Palestinian refugees, who constitute the absolute majority of the 11.8 million Palestinians, are, again, not mentioned.  The 50 racist Israeli laws that make Israel an apartheid state, with or without ending the 1967 occupation, are stubbornly ignored. The Zionist establishment’s fanatic commitment to “maximum territory, minimum Arabs” is omitted.  The rise of Israeli fascism and the mainstreaming of Jewish fundamentalism are conveniently brushed aside. The late, respected editor in chief of Haaretz, David Landau, was among those who realized towards the end of their careers that Israel was indeed slipping into fascism.

Haaretz’s horror that Israel may, god forbid, have to “contend with claims that Zionism and democracy are mutually exclusive” would have been funny if it weren’t so real. “Soft” Zionists have lied so frequently and consistently that they’ve come to really believe their own lie that Zionism can be anything but a racist, colonial ideology.

Haaretz ignores the 1975 UN General Assembly resolution that condemned Zionism as a form of racism.

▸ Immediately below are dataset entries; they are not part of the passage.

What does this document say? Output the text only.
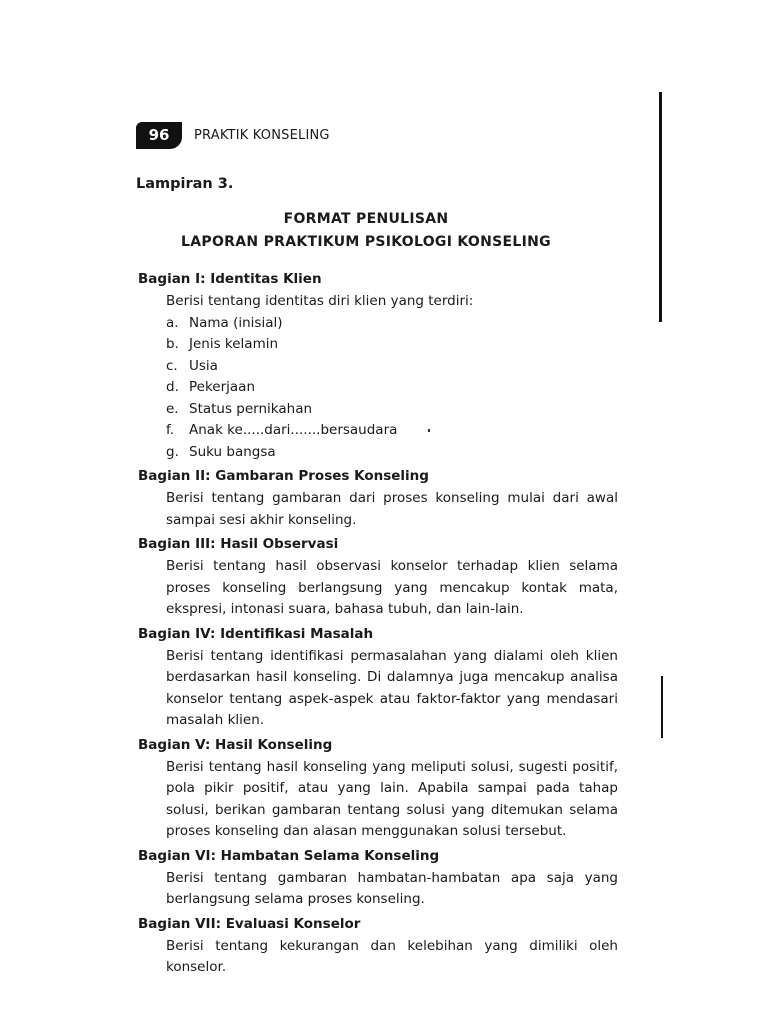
96	PRAKTIK KONSELING
Lampiran 3.
FORMAT PENULISAN
LAPORAN PRAKTIKUM PSIKOLOGI KONSELING
Bagian I: Identitas Klien

Berisi tentang identitas diri klien yang terdiri:

a. Nama (inisial)
b. Jenis kelamin
c. Usia
d. Pekerjaan
e. Status pernikahan
f.	Anak ke.....dari.......bersaudara
g. Suku bangsa
Bagian II: Gambaran Proses Konseling

Berisi tentang gambaran dari proses konseling mulai dari awal sampai sesi akhir konseling.

Bagian III: Hasil Observasi

Berisi tentang hasil observasi konselor terhadap klien selama proses konseling berlangsung yang mencakup kontak mata, ekspresi, intonasi suara, bahasa tubuh, dan lain-lain.

Bagian IV: Identifikasi Masalah

Berisi tentang identifikasi permasalahan yang dialami oleh klien berdasarkan hasil konseling. Di dalamnya juga mencakup analisa konselor tentang aspek-aspek atau faktor-faktor yang mendasari masalah klien.

Bagian V: Hasil Konseling

Berisi tentang hasil konseling yang meliputi solusi, sugesti positif, pola pikir positif, atau yang lain. Apabila sampai pada tahap solusi, berikan gambaran tentang solusi yang ditemukan selama proses konseling dan alasan menggunakan solusi tersebut.

Bagian VI: Hambatan Selama Konseling

Berisi tentang gambaran hambatan-hambatan apa saja yang berlangsung selama proses konseling.

Bagian VII: Evaluasi Konselor

Berisi tentang kekurangan dan kelebihan yang dimiliki oleh konselor.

This historic decision was revoked by the UN in 1991, under intense Israeli-US bullying and direct threats, and with ample complicity from the Palestinian leadership that was keen to reserve a seat at the Madrid Peace Conference, sponsored by Washington, at any price. But the original 1975 “Zionism is racism” resolution was based on the UN definition of racial discrimination in the 1965 International Convention on the Elimination of All Forms of Racial Discrimination:

“any distinction, exclusion, restriction or preference based on race, colour, descent, or national or ethnic origin which has the purpose or effect of nullifying or impairing the recognition, enjoyment or exercise, on an equal footing, of human rights and fundamental freedoms in the political, economic, social, cultural or any other field of public life.”

Clearly, this applies to political Zionism as an ideology and to Israel’s more than 50 discriminatory laws. This examination of the racism inherent in Zionism and in Israel as a Zionist state may be useful.

Many secular Jewish groups around the world oppose Zionism and consider it a racist ideology. The world’s largest Hassidic community, Satmar, is staunchly anti-Zionist, albeit for religious reasons.

Still, this editorial is noteworthy in its use of the term apartheid in describing Israel’s treatment of the Palestinians and in admitting that BDS has moved to “center stage in the west.”